既存のシステムではユーザーのニーズを満たせない

 ただし、そうしたニーズがありながらも企業のビッグデータ利用においては理想と現実にまだまだ乖離がある、と吉川氏は話す。「調査会社のデータによれば現在、日次よりも鮮度が高いデータにアクセスできる企業は今のところ2割に満たない。より鮮度の高いデータを欲していても、既存のシステムでは対応できないから」(吉川氏)。だからこそ、まずは大量データを高速処理する基盤が必要というわけだ。
 
 こうした基盤を整備するための様々な製品を、日本マイクロソフトは揃えていると吉川氏は言う。「例えばHadoopを活用した非構造データの高速バッチ処理システムも、従来の構造データにアクセスするためのデータウエアハウスアプライアンスも用意してある。
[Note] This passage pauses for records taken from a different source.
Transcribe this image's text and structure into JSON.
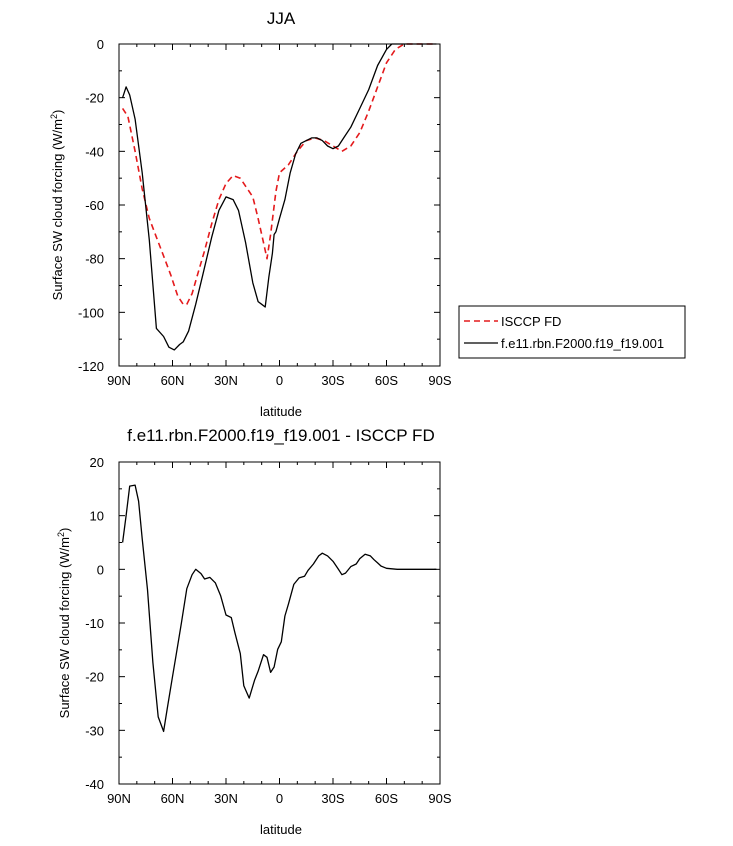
{
  "chart_data": [
    {
      "type": "line",
      "title": "JJA",
      "xlabel": "latitude",
      "ylabel": "Surface SW cloud forcing (W/m",
      "ylabel_sup": "2",
      "ylabel_close": ")",
      "xlim": [
        90,
        -90
      ],
      "ylim": [
        -120,
        0
      ],
      "x_ticks": [
        90,
        60,
        30,
        0,
        -30,
        -60,
        -90
      ],
      "x_tick_labels": [
        "90N",
        "60N",
        "30N",
        "0",
        "30S",
        "60S",
        "90S"
      ],
      "y_ticks": [
        0,
        -20,
        -40,
        -60,
        -80,
        -100,
        -120
      ],
      "y_tick_labels": [
        "0",
        "-20",
        "-40",
        "-60",
        "-80",
        "-100",
        "-120"
      ],
      "legend_position": "right",
      "series": [
        {
          "name": "ISCCP FD",
          "color": "#e41a1c",
          "dash": "dashed",
          "x": [
            88,
            85,
            81,
            77,
            73,
            69,
            65,
            61,
            57,
            54,
            52,
            49,
            46,
            42,
            38,
            34,
            30,
            26,
            22,
            19,
            15,
            12,
            9,
            7,
            5,
            2,
            0,
            -5,
            -10,
            -15,
            -20,
            -25,
            -30,
            -35,
            -40,
            -45,
            -50,
            -55,
            -60,
            -65,
            -70,
            -75,
            -80,
            -85,
            -88
          ],
          "y": [
            -24,
            -27,
            -40,
            -54,
            -65,
            -72,
            -79,
            -86,
            -94,
            -97,
            -97,
            -93,
            -86,
            -77,
            -67,
            -58,
            -52,
            -49,
            -50,
            -53,
            -57,
            -65,
            -74,
            -80,
            -71,
            -55,
            -48,
            -45,
            -40,
            -36,
            -35,
            -36,
            -38,
            -40,
            -38,
            -33,
            -25,
            -16,
            -7,
            -2,
            0,
            0,
            0,
            0,
            0
          ]
        },
        {
          "name": "f.e11.rbn.F2000.f19_f19.001",
          "color": "#000000",
          "dash": "solid",
          "x": [
            88,
            86,
            84,
            81,
            77,
            73,
            69,
            65,
            62,
            59,
            56,
            54,
            51,
            47,
            43,
            38,
            34,
            30,
            26,
            23,
            19,
            15,
            12,
            10,
            8,
            6,
            4,
            3,
            2,
            0,
            -3,
            -6,
            -9,
            -12,
            -15,
            -18,
            -21,
            -24,
            -27,
            -30,
            -33,
            -36,
            -40,
            -45,
            -50,
            -55,
            -60,
            -63,
            -66,
            -70,
            -75,
            -80,
            -85,
            -88
          ],
          "y": [
            -20,
            -16,
            -19,
            -28,
            -48,
            -73,
            -106,
            -109,
            -113,
            -114,
            -112,
            -111,
            -107,
            -97,
            -86,
            -72,
            -62,
            -57,
            -58,
            -62,
            -74,
            -89,
            -96,
            -97,
            -98,
            -87,
            -78,
            -71,
            -70,
            -65,
            -58,
            -48,
            -41,
            -37,
            -36,
            -35,
            -35,
            -36,
            -38,
            -39,
            -38,
            -35,
            -31,
            -24,
            -17,
            -8,
            -2,
            0,
            0,
            0,
            0,
            0,
            0,
            0
          ]
        }
      ]
    },
    {
      "type": "line",
      "title": "f.e11.rbn.F2000.f19_f19.001 - ISCCP FD",
      "xlabel": "latitude",
      "ylabel": "Surface SW cloud forcing (W/m",
      "ylabel_sup": "2",
      "ylabel_close": ")",
      "xlim": [
        90,
        -90
      ],
      "ylim": [
        -40,
        20
      ],
      "x_ticks": [
        90,
        60,
        30,
        0,
        -30,
        -60,
        -90
      ],
      "x_tick_labels": [
        "90N",
        "60N",
        "30N",
        "0",
        "30S",
        "60S",
        "90S"
      ],
      "y_ticks": [
        20,
        10,
        0,
        -10,
        -20,
        -30,
        -40
      ],
      "y_tick_labels": [
        "20",
        "10",
        "0",
        "-10",
        "-20",
        "-30",
        "-40"
      ],
      "series": [
        {
          "color": "#000000",
          "dash": "solid",
          "x": [
            88,
            86,
            84,
            81,
            79,
            77,
            74,
            71,
            68,
            65,
            63,
            60,
            58,
            55,
            52,
            49,
            47,
            44,
            42,
            39,
            36,
            33,
            30,
            27,
            25,
            22,
            20,
            17,
            14,
            12,
            9,
            7,
            5,
            3,
            1,
            -1,
            -3,
            -5,
            -8,
            -11,
            -14,
            -16,
            -19,
            -22,
            -24,
            -27,
            -30,
            -33,
            -35,
            -37,
            -40,
            -43,
            -45,
            -48,
            -51,
            -53,
            -55,
            -57,
            -60,
            -63,
            -66,
            -70,
            -75,
            -80,
            -85,
            -88
          ],
          "y": [
            5,
            10,
            15.5,
            15.7,
            12.7,
            5.7,
            -3.8,
            -17.4,
            -27.5,
            -30.2,
            -26,
            -20,
            -16,
            -10,
            -3.6,
            -1,
            0,
            -0.8,
            -1.8,
            -1.5,
            -2.5,
            -4.9,
            -8.5,
            -9,
            -11.8,
            -15.7,
            -21.7,
            -24,
            -20.7,
            -19,
            -15.9,
            -16.4,
            -19.2,
            -18.2,
            -14.9,
            -13.5,
            -8.7,
            -6.5,
            -2.8,
            -1.6,
            -1.3,
            -0.2,
            1,
            2.5,
            3,
            2.5,
            1.5,
            0,
            -1,
            -0.7,
            0.5,
            1,
            2,
            2.8,
            2.5,
            1.8,
            1.2,
            0.6,
            0.2,
            0.1,
            0,
            0,
            0,
            0,
            0,
            0
          ]
        }
      ]
    }
  ]
}
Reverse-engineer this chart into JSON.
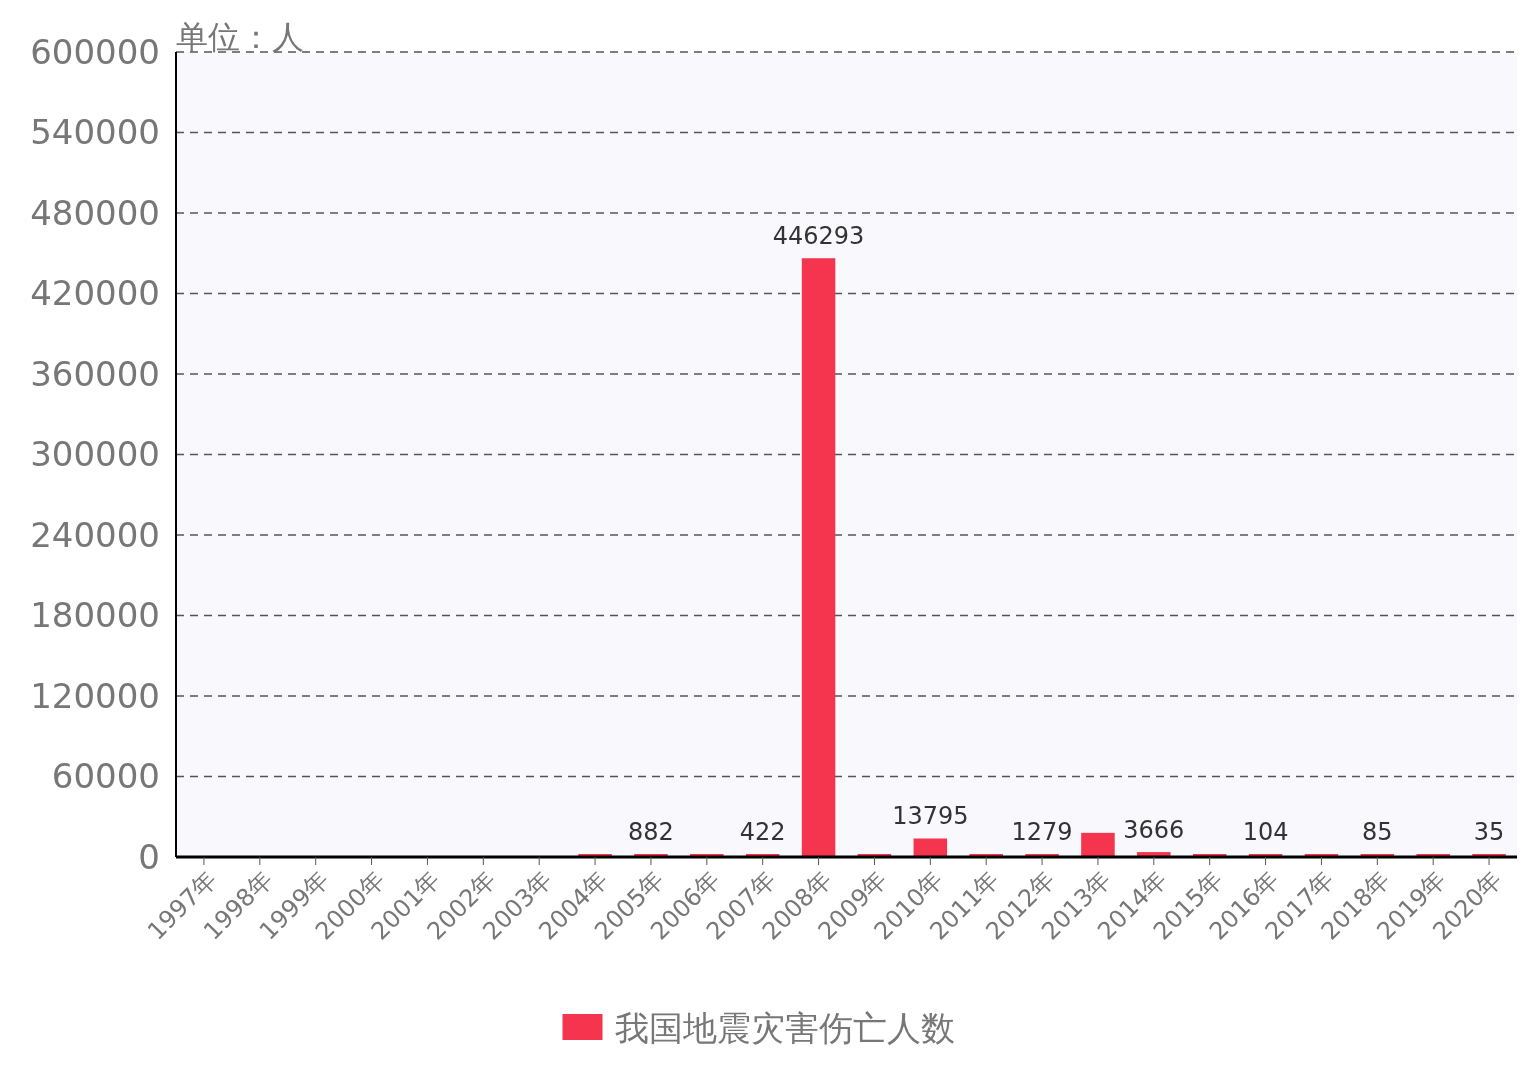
{
  "chart_data": {
    "type": "bar",
    "ylabel": "单位：人",
    "categories": [
      "1997年",
      "1998年",
      "1999年",
      "2000年",
      "2001年",
      "2002年",
      "2003年",
      "2004年",
      "2005年",
      "2006年",
      "2007年",
      "2008年",
      "2009年",
      "2010年",
      "2011年",
      "2012年",
      "2013年",
      "2014年",
      "2015年",
      "2016年",
      "2017年",
      "2018年",
      "2019年",
      "2020年"
    ],
    "series": [
      {
        "name": "我国地震灾害伤亡人数",
        "color": "#f5344e",
        "values": [
          null,
          null,
          null,
          null,
          null,
          null,
          null,
          1000,
          882,
          1000,
          422,
          446293,
          1000,
          13795,
          1000,
          1279,
          18000,
          3666,
          1000,
          104,
          1000,
          85,
          1000,
          35
        ],
        "value_labels": [
          null,
          null,
          null,
          null,
          null,
          null,
          null,
          null,
          "882",
          null,
          "422",
          "446293",
          null,
          "13795",
          null,
          "1279",
          null,
          "3666",
          null,
          "104",
          null,
          "85",
          null,
          "35"
        ]
      }
    ],
    "ylim": [
      0,
      600000
    ],
    "yticks": [
      0,
      60000,
      120000,
      180000,
      240000,
      300000,
      360000,
      420000,
      480000,
      540000,
      600000
    ],
    "grid": "y",
    "legend": "bottom"
  }
}
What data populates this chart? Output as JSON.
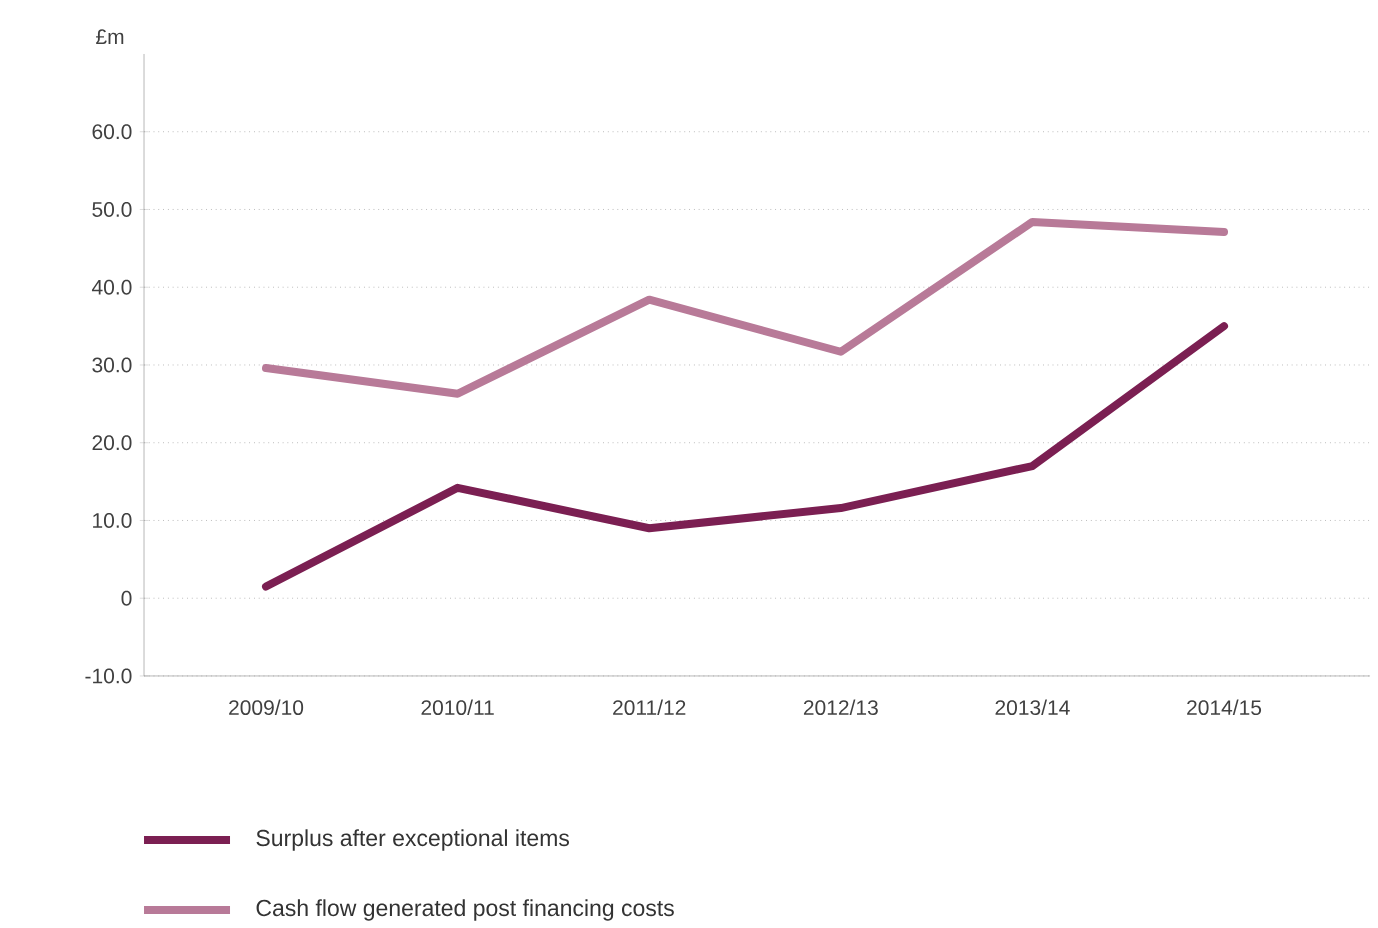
{
  "chart_data": {
    "type": "line",
    "ylabel": "£m",
    "categories": [
      "2009/10",
      "2010/11",
      "2011/12",
      "2012/13",
      "2013/14",
      "2014/15"
    ],
    "series": [
      {
        "name": "Surplus after exceptional items",
        "color": "#7b1f52",
        "values": [
          1.5,
          14.2,
          9.0,
          11.6,
          17.0,
          35.0
        ]
      },
      {
        "name": "Cash flow generated post financing costs",
        "color": "#b87a98",
        "values": [
          29.6,
          26.3,
          38.4,
          31.7,
          48.4,
          47.1
        ]
      }
    ],
    "ylim": [
      -10,
      70
    ],
    "yticks": [
      {
        "value": -10,
        "label": "-10.0"
      },
      {
        "value": 0,
        "label": "0"
      },
      {
        "value": 10,
        "label": "10.0"
      },
      {
        "value": 20,
        "label": "20.0"
      },
      {
        "value": 30,
        "label": "30.0"
      },
      {
        "value": 40,
        "label": "40.0"
      },
      {
        "value": 50,
        "label": "50.0"
      },
      {
        "value": 60,
        "label": "60.0"
      }
    ],
    "grid": "y",
    "legend": "bottom",
    "marker": "none",
    "line_style": "solid"
  }
}
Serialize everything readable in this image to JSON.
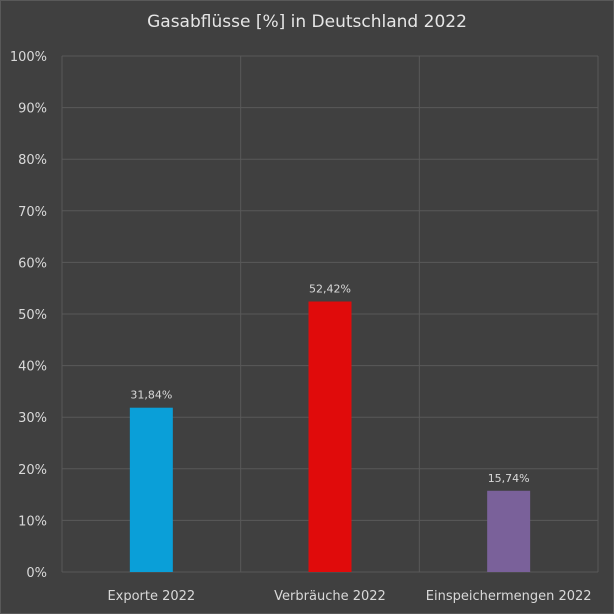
{
  "chart_data": {
    "type": "bar",
    "title": "Gasabflüsse [%] in Deutschland 2022",
    "categories": [
      "Exporte 2022",
      "Verbräuche 2022",
      "Einspeichermengen 2022"
    ],
    "values": [
      31.84,
      52.42,
      15.74
    ],
    "data_labels": [
      "31,84%",
      "52,42%",
      "15,74%"
    ],
    "colors": [
      "#0a9fd8",
      "#e00b0b",
      "#7a619a"
    ],
    "ylim": [
      0,
      100
    ],
    "yticks": [
      0,
      10,
      20,
      30,
      40,
      50,
      60,
      70,
      80,
      90,
      100
    ],
    "ytick_labels": [
      "0%",
      "10%",
      "20%",
      "30%",
      "40%",
      "50%",
      "60%",
      "70%",
      "80%",
      "90%",
      "100%"
    ],
    "grid": true,
    "xlabel": "",
    "ylabel": ""
  }
}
ビッグデータ時代におけるRDBMS不要論を唱える人もいるが、実際にはこれらが両輪となって使われていくはずだ」と、同氏は主張する。
 
 続いて講演では、ビッグデータを高速処理し活用していくための基盤として、2012年上半期のリリースを予定する次期SQLサーバー「SQL Server 2012」(開発コード名Denali)が紹介された。吉川氏は同製品の特徴としてまず、データを高速に処理できる「カラム ストア インデックス」という新機能をアピール。「データを列単位でまとめて圧縮して格納するので、データベースの不要なI/Oを削減できる。特に日時や月次での集計でパフォーマンスが向上する」と説明した。

 また、もう一つの目玉である「SQL Server AlwaysOn」についても「可用性向上や災害対策、負荷分散などをコモディティ化したハードウエア上で実現できるのがポイントだ」と語った。AlwaysOnは現行の「SQL Server 2008 R2」が備えるフェールオーバー機能やミラーリング機能を拡張したものである。
 
 さらにSQL Server 2012の先行評価を紹介するため、吉川氏はソフトバンクモバイルの柴山和久モバイル・ソリューション本部情報企画統括部長を壇上に招いた。同社は、出荷前のSQL Server 2012製品を事前検証する早期導入プログラムの参加企業だという。柴山氏の部門ではネットワーク設備やユーザーからのフィードバックを基に、携帯電話のエリア計画を立案・実行している。「季節や場所、時間帯によって変動し続ける電波状況をきっちりと解析し、エリア改善を戦略的に進めていく。そのためにはビッグデータをいかに素早く効率的に分析できるかどうかが最重要課題になる。その鍵を握るツールがSQL Server 2012だった」と、柴山氏は製品導入の狙いを語った。「これまで電波状況の分析に用いていた専門的なGIS(地理情報システム)ソフトが不要になるなどシステムコストの削減効果もある」(柴山氏)。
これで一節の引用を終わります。